Portugal presents sustainable tourism strategies at Expo’s Travel & Connectivity Week
Governments and thought leaders gathered today at Expo 2020’s Travel & Connectivity Business Forum to re-examine how the global population explores planet Earth and all that it has to offer — from leveraging technology to creating tourist ‘ambassadors’ of sustainability. Portugal was represented at this debate by Luís Araújo, President of Turismo de Portugal and the European Travel Commission (ETC), who explained how the country aims to achieve “a better tourism for a better planet”.
Throughout the session, experts shared tried and tested approaches and plans on balancing physical travel and environmental and social impact. One common thread, was that community integration and cross-sectoral collaboration is imperative in order to make travel and tourism more sustainable.

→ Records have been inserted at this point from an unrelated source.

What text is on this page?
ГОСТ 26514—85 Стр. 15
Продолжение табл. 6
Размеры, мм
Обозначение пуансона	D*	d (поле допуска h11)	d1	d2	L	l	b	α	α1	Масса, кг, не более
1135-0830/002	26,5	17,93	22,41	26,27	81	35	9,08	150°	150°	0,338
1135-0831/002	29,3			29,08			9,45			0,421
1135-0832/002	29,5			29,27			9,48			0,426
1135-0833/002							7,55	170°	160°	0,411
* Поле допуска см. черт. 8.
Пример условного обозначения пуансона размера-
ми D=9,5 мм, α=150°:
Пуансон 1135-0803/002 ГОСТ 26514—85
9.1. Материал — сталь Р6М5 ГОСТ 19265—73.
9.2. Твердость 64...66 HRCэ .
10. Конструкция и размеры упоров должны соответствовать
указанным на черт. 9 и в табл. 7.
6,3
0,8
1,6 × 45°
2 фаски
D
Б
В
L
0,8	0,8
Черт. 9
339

On behalf of Portugal, Luís Araújo said:
“We believe in tourism as a force for good in our country and for the wellbeing of our people. We launched a plan that would reduce our carbon footprint, where all activity would need to meet the new demands of preserving the social and cultural authenticity of our communities, protecting biodiversity, and increasing business profits… and it has to focus on the entire 17 Sustainable Development Goals”.
Portugal, which aims for 90 per cent of its activity from hotels, restaurants, car rental and travel agencies, to have waste management, energy and water efficiency measures in place, is now seeking to redefine the standards of tourism and travel. For example, legislation is being adapted so that hotels seeking five-star ratings would need to have implemented sustainability principles just as much as luxury services and features.
Take a look at what Luís Araújo had to say on Portugal’s sustainability strategy amid the COVID-19 pandemic:
Expo 2020’s Travel and Connectivity Week, which runs until 15 January, is addressing essential issues such as how to balance the impact of the expansion of our digital world with our physical reality, and changing direction to redesign mobility for more connected, inclusive societies.